What Happens When the Surveillance State Becomes an Affordable Gadget? - robgering
http://www.bloomberg.com/news/articles/2016-03-10/what-happens-when-the-surveillance-state-becomes-an-affordable-gadget
======
dsmithatx
This story is about Stingray devices or IMSI catchers. I started noticing I
was unable to get 3G/4G on my phone and my coworkers seemed to know my
business. At first I thought my phone was hacked. I got a new phone and was
careful to not let it out of my sight yet still noticed the oddness.

I ended up downloading apps that tell you the Cell Tower ID you are attached
to. Signal finding software to help find good places for signals. I quickly
noticed at work and home the Tower ID was along the lines of 000000. I showed
someone I was suspicious of and it all went away. Basically they were trying
to make me think I was crazy and anyone I know. With pictures and proof I
started turning the tables and got my life back.
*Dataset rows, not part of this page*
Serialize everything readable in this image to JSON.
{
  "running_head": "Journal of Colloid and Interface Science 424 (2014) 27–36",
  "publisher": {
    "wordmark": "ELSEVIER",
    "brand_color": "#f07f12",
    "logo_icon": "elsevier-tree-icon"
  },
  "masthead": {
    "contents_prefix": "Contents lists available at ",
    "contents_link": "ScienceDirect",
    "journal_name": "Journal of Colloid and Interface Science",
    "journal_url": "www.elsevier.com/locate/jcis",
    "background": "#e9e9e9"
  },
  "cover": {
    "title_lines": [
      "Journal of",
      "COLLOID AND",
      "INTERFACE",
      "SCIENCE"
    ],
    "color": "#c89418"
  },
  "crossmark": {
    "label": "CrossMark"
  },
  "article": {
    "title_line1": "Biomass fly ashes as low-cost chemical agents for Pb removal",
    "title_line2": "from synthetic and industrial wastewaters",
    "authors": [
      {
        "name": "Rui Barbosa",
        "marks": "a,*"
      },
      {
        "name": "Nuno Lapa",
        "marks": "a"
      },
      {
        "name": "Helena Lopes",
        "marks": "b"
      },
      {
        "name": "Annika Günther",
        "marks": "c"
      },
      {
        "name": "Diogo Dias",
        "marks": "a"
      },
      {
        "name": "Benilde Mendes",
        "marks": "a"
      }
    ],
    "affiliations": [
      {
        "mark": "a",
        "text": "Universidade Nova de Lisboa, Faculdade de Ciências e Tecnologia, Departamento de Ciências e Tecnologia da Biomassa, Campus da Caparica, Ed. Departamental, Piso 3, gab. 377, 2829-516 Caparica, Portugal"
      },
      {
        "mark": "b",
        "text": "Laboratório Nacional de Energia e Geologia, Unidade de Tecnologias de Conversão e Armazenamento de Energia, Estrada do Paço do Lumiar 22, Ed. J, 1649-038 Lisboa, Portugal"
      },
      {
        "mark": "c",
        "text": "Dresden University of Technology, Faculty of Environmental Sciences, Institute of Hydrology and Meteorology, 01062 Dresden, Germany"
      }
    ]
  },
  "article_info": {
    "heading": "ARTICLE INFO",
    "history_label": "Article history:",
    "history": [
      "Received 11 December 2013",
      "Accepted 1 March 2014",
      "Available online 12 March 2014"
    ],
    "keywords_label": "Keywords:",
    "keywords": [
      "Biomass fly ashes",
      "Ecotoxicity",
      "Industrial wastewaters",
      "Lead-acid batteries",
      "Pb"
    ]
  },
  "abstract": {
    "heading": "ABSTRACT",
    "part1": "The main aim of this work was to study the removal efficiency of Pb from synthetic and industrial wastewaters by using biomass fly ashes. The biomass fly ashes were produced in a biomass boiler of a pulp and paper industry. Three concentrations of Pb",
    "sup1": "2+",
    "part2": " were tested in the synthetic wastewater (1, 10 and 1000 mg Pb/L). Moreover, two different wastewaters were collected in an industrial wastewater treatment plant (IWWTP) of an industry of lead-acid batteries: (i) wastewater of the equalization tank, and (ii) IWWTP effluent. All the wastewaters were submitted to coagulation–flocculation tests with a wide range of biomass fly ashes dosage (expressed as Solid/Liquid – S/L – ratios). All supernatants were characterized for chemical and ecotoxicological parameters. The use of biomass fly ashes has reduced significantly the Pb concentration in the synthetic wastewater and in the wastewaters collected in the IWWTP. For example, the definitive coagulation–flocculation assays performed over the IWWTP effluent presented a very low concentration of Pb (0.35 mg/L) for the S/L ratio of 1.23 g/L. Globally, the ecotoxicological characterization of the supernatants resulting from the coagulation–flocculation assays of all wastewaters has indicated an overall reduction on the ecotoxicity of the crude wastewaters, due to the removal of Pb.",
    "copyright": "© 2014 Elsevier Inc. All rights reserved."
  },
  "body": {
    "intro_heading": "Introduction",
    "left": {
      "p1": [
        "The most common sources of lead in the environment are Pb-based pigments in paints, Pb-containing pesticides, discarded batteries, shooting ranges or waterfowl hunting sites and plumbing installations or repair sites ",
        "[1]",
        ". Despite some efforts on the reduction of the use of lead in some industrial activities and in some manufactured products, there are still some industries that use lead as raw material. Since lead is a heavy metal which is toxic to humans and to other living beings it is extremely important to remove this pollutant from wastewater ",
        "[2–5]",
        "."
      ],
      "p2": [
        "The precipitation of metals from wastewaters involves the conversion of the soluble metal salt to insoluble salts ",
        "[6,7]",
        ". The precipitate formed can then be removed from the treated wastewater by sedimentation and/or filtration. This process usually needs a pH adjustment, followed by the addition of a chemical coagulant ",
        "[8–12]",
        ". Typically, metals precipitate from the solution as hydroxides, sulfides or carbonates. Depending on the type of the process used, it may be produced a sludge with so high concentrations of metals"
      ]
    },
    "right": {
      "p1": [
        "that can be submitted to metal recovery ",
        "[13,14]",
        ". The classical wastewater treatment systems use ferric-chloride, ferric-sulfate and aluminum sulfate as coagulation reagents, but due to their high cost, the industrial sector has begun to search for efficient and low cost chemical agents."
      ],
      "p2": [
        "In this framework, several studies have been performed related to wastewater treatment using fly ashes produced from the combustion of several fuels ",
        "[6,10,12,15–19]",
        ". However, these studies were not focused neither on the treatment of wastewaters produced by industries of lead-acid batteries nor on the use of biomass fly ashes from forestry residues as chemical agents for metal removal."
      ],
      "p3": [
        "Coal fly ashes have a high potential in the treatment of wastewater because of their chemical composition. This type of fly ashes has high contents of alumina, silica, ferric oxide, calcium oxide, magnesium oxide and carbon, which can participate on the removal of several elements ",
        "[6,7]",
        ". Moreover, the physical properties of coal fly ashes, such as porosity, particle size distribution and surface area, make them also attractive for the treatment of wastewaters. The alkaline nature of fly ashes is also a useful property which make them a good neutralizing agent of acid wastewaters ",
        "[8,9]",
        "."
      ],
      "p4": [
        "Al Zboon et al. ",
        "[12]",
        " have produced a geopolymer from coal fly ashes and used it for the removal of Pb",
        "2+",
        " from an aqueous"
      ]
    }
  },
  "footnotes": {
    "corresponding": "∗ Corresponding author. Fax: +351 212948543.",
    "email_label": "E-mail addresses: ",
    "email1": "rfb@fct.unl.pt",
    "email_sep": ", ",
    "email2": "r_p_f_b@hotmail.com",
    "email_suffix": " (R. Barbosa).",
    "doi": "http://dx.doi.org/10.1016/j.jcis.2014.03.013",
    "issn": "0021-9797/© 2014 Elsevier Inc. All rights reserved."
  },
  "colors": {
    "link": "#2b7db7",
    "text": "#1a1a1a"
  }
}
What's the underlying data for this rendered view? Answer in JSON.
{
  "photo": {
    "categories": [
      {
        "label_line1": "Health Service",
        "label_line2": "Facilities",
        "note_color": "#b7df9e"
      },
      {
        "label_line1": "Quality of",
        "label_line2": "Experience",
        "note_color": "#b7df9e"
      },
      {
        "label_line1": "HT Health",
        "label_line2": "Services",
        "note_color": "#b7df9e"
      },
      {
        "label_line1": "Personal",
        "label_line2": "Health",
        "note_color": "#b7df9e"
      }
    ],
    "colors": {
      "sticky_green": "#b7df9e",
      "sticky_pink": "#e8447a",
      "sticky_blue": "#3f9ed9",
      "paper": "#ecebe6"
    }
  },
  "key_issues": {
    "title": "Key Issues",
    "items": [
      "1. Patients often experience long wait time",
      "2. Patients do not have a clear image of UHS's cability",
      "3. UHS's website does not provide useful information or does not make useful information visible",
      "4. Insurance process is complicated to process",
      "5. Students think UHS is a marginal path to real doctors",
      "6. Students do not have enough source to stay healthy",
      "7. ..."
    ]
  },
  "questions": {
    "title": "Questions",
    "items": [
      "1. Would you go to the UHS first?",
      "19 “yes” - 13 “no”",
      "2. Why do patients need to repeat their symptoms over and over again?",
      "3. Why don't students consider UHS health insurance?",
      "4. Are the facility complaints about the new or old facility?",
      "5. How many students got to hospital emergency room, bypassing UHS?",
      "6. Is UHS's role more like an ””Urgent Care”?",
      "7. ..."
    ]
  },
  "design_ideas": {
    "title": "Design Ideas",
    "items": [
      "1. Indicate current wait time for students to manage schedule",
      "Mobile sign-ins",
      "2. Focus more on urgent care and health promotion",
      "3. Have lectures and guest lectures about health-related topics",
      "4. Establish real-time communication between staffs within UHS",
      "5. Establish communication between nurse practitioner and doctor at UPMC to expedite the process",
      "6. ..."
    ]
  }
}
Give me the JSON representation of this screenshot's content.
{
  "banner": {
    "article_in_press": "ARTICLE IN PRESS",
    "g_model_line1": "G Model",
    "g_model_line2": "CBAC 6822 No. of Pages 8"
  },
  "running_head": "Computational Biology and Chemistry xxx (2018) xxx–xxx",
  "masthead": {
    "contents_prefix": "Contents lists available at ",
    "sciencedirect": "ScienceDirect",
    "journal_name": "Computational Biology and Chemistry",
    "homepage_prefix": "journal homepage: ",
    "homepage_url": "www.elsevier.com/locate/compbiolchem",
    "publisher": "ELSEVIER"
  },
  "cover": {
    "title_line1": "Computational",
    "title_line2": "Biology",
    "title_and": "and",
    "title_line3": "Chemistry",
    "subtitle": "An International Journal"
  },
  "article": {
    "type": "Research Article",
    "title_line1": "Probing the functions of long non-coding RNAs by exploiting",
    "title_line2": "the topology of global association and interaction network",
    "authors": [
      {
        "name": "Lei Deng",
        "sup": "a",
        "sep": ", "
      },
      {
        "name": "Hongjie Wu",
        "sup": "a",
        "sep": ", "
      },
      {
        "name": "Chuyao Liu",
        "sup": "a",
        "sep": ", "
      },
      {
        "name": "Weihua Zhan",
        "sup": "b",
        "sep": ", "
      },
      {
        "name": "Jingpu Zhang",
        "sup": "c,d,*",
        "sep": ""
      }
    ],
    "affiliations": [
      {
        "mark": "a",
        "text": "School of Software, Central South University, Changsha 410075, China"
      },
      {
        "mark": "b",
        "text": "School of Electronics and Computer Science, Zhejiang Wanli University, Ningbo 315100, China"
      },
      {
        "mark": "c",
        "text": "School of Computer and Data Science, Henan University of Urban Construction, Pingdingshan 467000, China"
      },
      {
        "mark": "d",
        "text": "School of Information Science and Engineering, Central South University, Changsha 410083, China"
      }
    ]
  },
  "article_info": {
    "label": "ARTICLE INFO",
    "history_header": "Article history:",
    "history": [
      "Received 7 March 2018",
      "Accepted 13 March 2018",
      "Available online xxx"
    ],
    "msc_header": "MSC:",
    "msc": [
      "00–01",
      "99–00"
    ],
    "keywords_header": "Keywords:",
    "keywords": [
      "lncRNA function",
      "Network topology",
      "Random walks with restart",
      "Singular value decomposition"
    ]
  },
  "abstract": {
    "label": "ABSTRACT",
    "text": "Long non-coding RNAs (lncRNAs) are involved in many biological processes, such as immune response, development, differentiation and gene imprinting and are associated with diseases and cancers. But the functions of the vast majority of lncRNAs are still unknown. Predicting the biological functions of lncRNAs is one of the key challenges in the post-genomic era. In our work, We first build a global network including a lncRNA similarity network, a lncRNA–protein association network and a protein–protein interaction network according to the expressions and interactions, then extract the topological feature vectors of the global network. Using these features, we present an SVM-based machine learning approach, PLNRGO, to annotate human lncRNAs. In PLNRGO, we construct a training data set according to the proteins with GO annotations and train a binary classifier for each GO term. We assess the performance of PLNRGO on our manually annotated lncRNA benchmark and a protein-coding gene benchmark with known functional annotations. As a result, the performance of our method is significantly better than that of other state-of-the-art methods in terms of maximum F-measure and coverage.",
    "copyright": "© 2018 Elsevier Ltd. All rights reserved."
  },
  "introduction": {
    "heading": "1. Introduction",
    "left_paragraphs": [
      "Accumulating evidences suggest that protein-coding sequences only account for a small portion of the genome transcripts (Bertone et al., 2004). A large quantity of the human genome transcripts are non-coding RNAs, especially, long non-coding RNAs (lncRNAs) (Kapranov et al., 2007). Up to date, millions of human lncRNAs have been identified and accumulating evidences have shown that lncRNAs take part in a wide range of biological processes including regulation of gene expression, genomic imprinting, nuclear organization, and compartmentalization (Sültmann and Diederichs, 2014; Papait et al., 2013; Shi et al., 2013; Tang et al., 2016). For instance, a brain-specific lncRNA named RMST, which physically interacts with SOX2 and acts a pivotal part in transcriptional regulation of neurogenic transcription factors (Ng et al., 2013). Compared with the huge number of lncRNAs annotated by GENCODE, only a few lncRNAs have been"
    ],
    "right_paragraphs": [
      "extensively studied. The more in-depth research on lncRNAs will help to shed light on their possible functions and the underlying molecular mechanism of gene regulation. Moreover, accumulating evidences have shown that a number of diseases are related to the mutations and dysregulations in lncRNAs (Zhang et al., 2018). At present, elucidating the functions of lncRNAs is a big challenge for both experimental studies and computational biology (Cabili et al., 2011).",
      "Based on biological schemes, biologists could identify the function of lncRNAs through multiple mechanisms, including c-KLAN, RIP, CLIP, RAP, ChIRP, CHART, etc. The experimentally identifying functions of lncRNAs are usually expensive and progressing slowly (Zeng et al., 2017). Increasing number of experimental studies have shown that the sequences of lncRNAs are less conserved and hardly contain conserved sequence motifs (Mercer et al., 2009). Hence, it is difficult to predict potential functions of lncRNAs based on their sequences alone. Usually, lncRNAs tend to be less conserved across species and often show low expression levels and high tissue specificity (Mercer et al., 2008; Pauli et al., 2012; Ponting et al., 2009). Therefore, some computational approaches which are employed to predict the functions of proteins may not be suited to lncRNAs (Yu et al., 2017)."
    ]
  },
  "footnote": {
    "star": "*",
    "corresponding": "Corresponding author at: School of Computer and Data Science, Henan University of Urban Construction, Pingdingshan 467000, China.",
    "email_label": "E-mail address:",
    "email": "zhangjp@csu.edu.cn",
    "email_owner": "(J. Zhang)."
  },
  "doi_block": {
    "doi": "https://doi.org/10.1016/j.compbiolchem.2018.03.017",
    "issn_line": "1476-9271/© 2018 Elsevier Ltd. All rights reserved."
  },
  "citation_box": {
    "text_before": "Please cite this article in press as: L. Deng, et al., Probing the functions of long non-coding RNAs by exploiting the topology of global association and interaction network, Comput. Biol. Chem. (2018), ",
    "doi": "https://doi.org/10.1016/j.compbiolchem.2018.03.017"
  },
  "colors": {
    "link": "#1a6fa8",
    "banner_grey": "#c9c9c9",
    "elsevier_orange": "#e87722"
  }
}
The point is this story is not just theory. If you might be in this situation
the apps name is Network Signal Info.

------
bobby_9x
I actually can't wait.

As soon as I can, I'm going to wear a body camera at all times and record all
footage. Why? Privacy doesn't matter anymore and in this day and age, it
becomes one word against another.

People are so eager to jump to social media to destroy a person's life and
livelihood, it will almost become a necessary form of social insurance.